Hi guys was doing the following question:
$h$ is a Riemann integrable function on $[a,b]$. Suppose that there exists a $m>0$ such that $h(x)\ge m$ for all values of $x\in[a,b]$. Prove $\int^b_ah(x)\,dx>0$.
My attempt at this proof takes into account that since the function values of h(x) $\geq$ m where m is a positive number therefore the function lies above the x axis i interpret this function as one having a local minimum at a point m. Also i consider since the graph or function is above the x axis the integral will be positive based on the value m > 0 and being the smallest value in the function.

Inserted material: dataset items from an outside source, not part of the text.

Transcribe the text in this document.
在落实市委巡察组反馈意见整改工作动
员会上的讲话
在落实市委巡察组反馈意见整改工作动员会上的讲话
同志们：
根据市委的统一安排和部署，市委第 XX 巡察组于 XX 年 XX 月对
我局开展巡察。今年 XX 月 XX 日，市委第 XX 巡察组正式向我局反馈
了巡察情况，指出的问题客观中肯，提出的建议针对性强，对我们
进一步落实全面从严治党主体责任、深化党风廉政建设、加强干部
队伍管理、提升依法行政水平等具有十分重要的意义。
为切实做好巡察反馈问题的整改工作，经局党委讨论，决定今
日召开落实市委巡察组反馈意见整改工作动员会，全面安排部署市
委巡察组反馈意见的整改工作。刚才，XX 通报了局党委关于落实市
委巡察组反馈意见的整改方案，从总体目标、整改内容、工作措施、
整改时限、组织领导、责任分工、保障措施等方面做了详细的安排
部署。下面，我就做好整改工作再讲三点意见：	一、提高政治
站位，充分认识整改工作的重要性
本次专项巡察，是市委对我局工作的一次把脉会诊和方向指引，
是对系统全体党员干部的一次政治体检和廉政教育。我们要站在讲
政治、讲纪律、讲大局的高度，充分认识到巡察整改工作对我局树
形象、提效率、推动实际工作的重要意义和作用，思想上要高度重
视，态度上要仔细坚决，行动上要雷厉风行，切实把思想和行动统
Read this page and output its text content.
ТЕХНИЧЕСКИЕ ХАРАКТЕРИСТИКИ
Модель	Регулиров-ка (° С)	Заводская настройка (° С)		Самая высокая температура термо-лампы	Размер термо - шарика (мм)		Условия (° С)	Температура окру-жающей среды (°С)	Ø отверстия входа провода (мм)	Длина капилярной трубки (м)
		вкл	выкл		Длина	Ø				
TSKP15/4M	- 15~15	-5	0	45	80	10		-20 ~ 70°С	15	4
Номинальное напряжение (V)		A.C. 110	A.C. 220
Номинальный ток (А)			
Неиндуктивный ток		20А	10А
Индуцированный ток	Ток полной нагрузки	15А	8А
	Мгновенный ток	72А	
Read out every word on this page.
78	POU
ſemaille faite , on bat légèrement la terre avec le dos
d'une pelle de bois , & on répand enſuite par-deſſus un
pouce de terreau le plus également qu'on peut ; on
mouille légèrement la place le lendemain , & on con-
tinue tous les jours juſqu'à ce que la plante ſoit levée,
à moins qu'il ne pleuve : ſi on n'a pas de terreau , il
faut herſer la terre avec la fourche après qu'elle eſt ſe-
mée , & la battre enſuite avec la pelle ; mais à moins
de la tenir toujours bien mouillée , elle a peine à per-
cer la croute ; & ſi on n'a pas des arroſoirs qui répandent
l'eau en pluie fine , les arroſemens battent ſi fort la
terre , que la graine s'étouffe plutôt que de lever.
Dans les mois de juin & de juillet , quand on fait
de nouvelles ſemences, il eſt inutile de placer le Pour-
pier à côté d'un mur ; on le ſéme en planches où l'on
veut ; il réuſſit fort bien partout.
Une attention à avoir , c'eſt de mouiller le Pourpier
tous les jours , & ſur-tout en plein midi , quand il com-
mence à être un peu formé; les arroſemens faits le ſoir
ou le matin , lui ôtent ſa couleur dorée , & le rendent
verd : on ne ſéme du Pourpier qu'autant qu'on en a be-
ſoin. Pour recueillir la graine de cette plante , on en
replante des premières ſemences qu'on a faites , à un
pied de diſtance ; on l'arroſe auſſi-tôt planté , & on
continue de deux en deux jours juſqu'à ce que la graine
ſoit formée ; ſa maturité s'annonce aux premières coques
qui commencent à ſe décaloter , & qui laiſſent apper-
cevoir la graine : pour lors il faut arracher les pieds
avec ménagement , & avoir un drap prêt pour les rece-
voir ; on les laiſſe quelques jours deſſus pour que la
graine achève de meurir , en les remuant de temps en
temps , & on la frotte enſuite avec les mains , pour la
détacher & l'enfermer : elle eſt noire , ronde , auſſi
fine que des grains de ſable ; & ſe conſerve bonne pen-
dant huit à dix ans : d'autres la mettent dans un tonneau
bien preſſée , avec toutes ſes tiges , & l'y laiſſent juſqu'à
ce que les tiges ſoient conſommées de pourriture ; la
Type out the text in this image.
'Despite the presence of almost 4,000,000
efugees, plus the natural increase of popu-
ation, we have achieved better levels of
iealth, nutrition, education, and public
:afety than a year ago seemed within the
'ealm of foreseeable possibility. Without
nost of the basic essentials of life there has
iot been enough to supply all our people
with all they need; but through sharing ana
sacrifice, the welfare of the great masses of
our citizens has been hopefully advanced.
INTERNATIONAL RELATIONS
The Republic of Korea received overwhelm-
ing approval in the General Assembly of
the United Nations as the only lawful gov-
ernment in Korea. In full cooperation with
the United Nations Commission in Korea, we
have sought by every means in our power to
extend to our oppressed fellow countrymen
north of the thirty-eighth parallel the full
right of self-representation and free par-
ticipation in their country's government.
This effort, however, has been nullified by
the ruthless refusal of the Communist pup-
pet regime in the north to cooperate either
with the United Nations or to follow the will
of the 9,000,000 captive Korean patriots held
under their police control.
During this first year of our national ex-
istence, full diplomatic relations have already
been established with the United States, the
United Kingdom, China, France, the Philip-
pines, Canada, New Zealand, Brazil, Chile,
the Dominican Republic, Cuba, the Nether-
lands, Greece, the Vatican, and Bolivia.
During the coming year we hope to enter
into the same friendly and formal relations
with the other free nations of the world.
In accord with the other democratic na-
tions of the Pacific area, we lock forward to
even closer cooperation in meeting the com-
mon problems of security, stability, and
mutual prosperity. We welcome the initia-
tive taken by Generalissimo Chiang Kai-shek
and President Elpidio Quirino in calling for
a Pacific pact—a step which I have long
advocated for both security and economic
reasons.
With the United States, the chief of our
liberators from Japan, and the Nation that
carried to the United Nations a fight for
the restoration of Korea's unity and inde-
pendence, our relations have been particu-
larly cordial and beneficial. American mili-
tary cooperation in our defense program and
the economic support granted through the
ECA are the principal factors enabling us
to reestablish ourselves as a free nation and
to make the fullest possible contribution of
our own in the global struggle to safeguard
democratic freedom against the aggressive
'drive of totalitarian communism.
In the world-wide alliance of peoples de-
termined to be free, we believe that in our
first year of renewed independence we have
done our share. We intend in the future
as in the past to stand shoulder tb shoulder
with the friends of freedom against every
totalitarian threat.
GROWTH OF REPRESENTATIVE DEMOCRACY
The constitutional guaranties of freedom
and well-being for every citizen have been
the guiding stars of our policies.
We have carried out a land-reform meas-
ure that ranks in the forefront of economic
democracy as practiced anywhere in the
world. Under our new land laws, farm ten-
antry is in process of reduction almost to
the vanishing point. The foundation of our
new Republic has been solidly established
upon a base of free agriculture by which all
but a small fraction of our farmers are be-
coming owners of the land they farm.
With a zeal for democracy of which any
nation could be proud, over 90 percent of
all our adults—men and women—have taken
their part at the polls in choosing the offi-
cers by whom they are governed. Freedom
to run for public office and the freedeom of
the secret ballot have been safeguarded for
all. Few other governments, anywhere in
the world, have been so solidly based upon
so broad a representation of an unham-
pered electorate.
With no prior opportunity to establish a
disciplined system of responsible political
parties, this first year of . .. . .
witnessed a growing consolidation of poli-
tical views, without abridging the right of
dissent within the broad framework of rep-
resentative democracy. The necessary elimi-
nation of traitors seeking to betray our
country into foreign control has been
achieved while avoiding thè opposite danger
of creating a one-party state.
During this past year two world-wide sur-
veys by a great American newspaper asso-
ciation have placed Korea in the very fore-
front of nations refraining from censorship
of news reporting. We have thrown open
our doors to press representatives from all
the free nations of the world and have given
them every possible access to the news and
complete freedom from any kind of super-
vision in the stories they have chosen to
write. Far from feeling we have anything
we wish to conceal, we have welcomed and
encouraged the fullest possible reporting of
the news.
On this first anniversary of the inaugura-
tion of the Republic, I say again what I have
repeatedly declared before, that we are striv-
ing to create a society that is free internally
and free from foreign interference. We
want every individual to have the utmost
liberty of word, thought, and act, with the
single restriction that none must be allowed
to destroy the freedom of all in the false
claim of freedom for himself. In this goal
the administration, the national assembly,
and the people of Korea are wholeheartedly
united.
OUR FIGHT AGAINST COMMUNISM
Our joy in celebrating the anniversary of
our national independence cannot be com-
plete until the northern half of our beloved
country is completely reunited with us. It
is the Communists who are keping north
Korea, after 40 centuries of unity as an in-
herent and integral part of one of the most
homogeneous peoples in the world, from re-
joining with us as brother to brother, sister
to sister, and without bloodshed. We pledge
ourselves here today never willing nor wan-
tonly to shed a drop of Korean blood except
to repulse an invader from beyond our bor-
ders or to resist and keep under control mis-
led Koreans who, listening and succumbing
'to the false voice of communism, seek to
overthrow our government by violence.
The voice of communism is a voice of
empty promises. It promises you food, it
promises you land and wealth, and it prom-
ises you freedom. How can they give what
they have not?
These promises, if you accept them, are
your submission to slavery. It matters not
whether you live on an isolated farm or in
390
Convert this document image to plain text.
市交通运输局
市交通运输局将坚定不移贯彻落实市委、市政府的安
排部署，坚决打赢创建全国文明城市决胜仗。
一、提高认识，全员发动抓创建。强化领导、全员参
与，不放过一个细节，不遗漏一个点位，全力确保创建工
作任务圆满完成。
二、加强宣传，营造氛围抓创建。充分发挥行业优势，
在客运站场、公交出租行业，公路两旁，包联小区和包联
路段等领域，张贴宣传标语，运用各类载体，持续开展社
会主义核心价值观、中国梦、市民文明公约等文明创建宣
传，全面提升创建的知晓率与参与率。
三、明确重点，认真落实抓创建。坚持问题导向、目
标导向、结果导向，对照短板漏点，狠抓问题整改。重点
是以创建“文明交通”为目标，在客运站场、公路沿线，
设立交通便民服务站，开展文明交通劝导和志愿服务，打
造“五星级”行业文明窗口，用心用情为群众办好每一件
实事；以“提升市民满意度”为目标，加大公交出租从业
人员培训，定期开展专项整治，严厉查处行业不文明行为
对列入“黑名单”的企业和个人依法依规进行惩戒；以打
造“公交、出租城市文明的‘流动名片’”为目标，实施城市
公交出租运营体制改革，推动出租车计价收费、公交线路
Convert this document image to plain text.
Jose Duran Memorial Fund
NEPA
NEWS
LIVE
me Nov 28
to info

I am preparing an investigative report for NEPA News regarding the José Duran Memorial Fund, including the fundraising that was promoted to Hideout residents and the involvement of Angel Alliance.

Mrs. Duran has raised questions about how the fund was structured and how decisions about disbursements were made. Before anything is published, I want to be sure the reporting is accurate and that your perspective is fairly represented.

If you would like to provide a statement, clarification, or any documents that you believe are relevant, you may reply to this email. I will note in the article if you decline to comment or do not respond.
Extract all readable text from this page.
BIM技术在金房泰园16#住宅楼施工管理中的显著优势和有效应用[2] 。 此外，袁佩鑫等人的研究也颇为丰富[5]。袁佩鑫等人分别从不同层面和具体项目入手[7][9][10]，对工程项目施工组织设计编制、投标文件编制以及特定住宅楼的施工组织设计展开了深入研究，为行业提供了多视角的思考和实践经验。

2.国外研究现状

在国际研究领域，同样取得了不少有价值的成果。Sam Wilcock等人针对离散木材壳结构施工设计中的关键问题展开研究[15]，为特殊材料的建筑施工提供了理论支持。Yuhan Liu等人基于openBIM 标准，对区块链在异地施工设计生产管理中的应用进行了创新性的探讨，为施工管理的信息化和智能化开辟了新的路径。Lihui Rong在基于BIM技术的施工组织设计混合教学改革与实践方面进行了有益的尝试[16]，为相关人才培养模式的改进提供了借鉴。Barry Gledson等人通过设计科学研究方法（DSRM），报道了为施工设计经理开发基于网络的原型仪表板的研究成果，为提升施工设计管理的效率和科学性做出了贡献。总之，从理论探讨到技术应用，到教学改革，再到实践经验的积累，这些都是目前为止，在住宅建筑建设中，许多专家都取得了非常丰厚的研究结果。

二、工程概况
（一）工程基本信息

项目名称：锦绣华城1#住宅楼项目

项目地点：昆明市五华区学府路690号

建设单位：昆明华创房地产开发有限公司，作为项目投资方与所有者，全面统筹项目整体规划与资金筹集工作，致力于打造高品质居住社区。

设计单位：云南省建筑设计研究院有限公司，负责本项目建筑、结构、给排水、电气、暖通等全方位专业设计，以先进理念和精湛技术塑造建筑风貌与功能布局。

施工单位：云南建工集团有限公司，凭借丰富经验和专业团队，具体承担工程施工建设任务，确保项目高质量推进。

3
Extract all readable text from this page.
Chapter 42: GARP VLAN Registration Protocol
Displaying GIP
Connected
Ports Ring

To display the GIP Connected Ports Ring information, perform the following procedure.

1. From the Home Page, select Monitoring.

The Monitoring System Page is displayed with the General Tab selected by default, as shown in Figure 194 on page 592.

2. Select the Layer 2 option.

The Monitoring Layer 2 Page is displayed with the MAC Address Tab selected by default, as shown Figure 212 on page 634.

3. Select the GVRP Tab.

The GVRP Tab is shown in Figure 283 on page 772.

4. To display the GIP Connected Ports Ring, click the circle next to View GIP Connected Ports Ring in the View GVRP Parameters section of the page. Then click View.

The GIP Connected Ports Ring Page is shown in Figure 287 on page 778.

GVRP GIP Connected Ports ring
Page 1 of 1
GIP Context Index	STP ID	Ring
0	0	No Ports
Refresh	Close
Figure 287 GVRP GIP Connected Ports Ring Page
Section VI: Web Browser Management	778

Therefore i state the following:-
since the h(x) is Riemann Integrable
this implies that the $$\underline\int^b_ah(x)dx = \overline\int^b_ah(x)dx$$
$$\underline\int^b_ah(x)dx = sup [{L(P,h):P ∈ P[a,b]}]>0$$ $$\underline\int^b_ah(x)dx = inf [{U(P,h):P ∈ P[a,b]}] > 0$$
since h(x) R [a,b]
$$\underline\int^b_ah(x)dx = \overline\int^b_ah(x)dx = \int^b_ah(x)dx$$
$$sup [{L(P,h):P ∈ P[a,b]}]>0 = inf [{U(P,h):P ∈ P[a,b]}] > 0$$
this means the point at which the function converges which is at the integral
$$\int^b_ah(x)dx > 0$$
I dont know based on what i did if this truly proves the question i am hoping someone can correct me i
There exists $m>0$ with $h(x)\ge m$ for all $x\in[a,b]$. This means that for any partition $P$ of $[a,b]$, the infimum of $h$ over any interval in $P$ is at least $m$. Thus $L(h,P)$, the lower integral with repsect to $P$, is at least $m(b-a)$. Since $m>0$ and $b-a>0$, this product is positive; since $h$ is integrable, the integral is positive.